John Potter (ténor) a enregistré pour ECM un disque "In darkness let me dwell", accompagné d'un luthiste, d'un contrebassiste, d'un saxophoniste/clarinettiste et d'un violoniste baroque. La musique, notamment dans sa structure, y est ici plus bousculée que dans le disque du trio Extempore. Une grande place est notamment laissée à l'improvisation, ce qui, malheureusement, se ressent. Les tempi sont ralentis à l'extrême, le grand Potter apparaît de ci de là entre deux complaisances intrumentales qui ne séduisent que lors des deux ou trois premières écoutes, avant de lasser, faute de matière musicale véritable. Le choix de la dissonance semble parfois prometteur mais ne transforme jamais véritablement l'essai (et puis ce violon aigre et pleureur est vite agaçant.) Il s'agit trop souvent de notes allongées à l'excès, d'instruments se satisfaisant de leur seule beauté acoustique... John Potter lui-même ne semble pas à même de trouver sa place, n'exprimant aucune véritable émotion, sinon l'ennui. Les chansons de Dowland sont des miracles de constructions mélodiques; en les désossant ainsi, les musiciens font voler en éclat la grâce et la magie du compositeur, et n'arrivent pas à les compenser, ni par l'audace, ni par la beauté acoustique. Malgré quelques passages subjuguants, et une démarche prometteuse, ce disque se révèle à la longue tout simplement chiant.

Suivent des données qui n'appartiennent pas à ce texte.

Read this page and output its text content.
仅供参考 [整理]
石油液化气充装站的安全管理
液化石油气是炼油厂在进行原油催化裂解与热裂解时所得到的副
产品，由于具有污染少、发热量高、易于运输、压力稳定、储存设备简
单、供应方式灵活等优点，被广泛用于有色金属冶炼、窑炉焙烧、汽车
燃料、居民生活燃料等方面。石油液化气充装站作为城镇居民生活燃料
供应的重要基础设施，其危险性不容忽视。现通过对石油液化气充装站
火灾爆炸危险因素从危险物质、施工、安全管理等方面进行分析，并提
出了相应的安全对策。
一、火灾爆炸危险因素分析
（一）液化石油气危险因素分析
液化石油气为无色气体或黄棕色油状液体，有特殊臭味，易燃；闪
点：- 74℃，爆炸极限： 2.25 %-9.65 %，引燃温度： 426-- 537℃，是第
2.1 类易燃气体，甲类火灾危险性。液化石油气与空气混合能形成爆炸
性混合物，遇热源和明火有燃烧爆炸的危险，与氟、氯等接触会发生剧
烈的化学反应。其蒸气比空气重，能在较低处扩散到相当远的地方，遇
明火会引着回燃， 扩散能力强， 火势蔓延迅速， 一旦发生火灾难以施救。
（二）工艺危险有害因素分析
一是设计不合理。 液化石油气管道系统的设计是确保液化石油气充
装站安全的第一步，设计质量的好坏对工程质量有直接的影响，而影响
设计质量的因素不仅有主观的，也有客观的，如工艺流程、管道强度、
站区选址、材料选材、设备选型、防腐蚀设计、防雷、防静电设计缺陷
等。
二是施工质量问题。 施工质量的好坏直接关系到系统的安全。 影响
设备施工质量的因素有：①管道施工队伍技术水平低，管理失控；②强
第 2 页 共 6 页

Michael Slattery (Ténor) avec l'ensemble instrumental La Nef "Dowland in Dublin" (Atma Classique). Dowland à la mode irlandaise, tout simplement. Flûte, violon, violoncelle, luth, cistre et Shruti box. Alternant intrumentales et chansons, ce disque présente une lecture réussie et rafraichissante. Malgré la présence d'instants à la mélancolie poignante (Slattery est magistral de naturel et de retenue, très loin du chanteur lyrique conventionnel), ce disque reste tout de même une vision plutôt dansante et joyeuse du compositeur, intimiste et chaleureuse. A écouter.